От теней, цветов, деревьев, от черно-белой дощечки на фронтоне, острый верх которого уже был залит ранним солнцем, все делалось пестрым, выглядело бесплотно неуловимым, словно бы невесомым. И я не сразу увидел в нескольких шагах от себя женщину в красной фуражке и с жезлом в руке. Это была дежурная по станции. Она проводила поезд и теперь возвращалась к домику.

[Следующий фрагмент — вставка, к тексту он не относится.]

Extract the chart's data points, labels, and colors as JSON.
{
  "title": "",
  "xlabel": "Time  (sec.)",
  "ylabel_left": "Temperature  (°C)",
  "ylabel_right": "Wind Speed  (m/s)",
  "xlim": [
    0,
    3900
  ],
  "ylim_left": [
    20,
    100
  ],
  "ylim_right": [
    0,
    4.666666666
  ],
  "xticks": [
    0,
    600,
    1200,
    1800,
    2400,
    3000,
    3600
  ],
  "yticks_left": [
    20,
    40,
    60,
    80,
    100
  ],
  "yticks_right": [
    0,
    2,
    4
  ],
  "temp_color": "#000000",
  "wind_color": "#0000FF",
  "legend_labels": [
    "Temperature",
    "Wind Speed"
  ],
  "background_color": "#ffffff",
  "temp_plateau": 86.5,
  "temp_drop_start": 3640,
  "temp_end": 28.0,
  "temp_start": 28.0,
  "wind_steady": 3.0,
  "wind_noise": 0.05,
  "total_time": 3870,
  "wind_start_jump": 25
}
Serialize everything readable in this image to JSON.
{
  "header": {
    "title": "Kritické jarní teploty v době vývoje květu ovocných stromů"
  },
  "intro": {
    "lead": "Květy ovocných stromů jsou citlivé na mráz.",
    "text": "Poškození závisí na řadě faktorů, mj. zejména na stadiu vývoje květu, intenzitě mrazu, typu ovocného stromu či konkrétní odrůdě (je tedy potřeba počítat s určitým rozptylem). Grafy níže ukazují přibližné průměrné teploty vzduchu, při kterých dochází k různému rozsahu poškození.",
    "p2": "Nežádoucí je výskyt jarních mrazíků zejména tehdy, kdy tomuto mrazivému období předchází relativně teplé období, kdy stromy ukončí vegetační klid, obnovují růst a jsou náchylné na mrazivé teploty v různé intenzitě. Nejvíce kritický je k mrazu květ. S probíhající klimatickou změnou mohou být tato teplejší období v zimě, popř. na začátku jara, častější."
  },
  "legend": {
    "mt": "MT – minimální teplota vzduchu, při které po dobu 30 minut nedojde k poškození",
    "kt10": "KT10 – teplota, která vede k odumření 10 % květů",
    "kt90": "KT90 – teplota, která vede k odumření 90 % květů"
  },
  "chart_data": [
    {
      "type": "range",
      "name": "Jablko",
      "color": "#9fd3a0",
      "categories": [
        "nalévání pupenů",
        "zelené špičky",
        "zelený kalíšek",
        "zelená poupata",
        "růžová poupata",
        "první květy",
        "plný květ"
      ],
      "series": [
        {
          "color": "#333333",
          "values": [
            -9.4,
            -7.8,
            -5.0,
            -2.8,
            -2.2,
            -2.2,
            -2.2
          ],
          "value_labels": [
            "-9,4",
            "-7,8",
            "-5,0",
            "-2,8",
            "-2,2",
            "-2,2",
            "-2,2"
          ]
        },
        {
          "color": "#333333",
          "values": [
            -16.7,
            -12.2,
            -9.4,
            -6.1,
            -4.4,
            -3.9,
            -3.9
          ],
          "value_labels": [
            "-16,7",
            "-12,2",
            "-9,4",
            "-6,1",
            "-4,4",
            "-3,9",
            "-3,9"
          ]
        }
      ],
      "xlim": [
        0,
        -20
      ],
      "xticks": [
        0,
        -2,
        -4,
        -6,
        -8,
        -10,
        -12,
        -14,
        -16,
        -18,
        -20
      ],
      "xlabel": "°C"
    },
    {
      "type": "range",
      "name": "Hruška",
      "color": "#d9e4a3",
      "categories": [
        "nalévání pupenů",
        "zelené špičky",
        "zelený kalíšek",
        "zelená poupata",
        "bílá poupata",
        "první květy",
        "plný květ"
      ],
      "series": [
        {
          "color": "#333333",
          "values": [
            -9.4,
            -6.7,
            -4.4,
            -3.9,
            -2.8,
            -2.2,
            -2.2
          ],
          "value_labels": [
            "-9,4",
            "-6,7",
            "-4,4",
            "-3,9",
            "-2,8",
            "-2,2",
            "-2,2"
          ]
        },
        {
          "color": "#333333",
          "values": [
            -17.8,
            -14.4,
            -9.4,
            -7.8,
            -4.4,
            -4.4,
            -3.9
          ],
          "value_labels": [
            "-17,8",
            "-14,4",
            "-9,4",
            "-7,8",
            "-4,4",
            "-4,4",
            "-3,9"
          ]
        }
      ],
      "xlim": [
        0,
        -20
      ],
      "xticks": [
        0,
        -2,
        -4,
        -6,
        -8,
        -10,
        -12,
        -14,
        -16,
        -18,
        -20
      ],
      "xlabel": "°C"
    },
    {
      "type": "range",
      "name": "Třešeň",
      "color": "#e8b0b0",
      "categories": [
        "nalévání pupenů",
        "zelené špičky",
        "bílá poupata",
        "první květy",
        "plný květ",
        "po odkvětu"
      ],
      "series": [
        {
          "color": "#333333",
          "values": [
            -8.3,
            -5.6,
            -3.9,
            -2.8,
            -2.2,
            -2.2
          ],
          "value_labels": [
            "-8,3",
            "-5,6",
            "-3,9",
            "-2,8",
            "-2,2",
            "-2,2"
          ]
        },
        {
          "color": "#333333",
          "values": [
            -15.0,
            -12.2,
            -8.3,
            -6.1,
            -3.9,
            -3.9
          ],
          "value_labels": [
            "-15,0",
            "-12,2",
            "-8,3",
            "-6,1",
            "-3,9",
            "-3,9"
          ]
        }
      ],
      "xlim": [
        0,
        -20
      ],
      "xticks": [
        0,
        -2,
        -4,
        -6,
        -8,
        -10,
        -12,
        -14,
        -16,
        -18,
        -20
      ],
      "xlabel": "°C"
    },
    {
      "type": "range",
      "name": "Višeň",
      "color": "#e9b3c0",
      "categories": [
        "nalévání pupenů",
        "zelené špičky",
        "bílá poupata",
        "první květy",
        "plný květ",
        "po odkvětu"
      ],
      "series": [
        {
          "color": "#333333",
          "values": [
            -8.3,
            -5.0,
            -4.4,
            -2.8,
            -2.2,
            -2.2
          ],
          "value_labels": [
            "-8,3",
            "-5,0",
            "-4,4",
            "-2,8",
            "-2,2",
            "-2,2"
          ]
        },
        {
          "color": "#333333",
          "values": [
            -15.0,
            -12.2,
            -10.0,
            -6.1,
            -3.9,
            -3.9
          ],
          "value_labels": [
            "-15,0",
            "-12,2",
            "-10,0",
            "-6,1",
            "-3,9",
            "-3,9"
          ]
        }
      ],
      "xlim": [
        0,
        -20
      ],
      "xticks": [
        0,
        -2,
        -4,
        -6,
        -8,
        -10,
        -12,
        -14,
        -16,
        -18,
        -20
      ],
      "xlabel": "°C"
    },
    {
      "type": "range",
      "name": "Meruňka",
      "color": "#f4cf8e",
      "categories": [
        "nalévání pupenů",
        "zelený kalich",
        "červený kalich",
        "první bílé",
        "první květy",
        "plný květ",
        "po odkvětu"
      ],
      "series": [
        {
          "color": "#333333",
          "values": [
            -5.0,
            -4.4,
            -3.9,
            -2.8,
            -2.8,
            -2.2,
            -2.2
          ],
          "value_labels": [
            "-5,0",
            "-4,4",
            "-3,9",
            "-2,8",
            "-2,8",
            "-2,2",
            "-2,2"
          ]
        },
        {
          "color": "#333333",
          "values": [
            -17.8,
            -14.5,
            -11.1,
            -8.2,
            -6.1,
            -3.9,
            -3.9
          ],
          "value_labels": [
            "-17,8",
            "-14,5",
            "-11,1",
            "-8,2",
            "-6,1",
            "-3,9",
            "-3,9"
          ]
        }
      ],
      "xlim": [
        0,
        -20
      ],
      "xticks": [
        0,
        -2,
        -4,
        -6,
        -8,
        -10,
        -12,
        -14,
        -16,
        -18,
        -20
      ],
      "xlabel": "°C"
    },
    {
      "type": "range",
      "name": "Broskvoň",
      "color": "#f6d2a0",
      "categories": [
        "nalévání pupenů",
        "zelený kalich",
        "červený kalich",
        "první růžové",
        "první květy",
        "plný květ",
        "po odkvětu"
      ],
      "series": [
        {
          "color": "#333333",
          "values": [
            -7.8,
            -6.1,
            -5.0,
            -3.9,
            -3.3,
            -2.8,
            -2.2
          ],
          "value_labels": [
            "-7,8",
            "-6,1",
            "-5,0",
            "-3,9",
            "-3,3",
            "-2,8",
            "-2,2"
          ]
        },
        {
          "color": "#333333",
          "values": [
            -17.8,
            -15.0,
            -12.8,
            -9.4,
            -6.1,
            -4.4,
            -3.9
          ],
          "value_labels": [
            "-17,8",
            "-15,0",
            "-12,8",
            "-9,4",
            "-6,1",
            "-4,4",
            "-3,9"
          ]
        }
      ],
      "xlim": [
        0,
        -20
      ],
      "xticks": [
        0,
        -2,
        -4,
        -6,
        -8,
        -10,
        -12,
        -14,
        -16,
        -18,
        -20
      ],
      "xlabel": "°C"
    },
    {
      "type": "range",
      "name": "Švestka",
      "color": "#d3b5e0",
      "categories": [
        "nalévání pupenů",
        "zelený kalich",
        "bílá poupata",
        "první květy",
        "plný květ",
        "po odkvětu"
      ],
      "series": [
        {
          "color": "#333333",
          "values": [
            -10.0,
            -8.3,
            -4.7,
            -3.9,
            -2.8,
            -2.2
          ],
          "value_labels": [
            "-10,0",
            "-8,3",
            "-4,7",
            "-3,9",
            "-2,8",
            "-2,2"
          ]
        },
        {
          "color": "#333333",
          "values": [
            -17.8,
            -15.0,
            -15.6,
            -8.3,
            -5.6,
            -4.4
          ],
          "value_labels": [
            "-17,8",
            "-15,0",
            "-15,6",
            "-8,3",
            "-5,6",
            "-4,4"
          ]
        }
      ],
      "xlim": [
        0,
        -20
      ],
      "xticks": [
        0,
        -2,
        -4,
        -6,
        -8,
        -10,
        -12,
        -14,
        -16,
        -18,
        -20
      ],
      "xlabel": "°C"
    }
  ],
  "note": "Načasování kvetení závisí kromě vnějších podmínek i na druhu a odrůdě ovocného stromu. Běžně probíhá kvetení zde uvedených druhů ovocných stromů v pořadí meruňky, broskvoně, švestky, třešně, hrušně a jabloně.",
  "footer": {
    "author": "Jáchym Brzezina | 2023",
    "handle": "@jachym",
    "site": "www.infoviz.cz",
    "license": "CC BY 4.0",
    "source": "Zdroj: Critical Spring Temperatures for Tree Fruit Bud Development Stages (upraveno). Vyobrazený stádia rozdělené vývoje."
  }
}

У клумбы, высоко-выпуклой, ровно и густо облитой разноцветным дымом, женщина остановилась, зачем-то тронула жезлом ажурный, взметнувшийся выше других стебель. И задумчиво улыбнулась на его покачивания. А потом, будто почувствовав, что я должен заговорить с ней, направилась в мою сторону.
Женщине было, пожалуй, за сорок, но красная форменная фуражка немного молодила ее. Или просто тенью козырька скрадывала и морщины на некрупном круглом лице, и какую-то слишком уж явную житейскую успокоенность взгляда.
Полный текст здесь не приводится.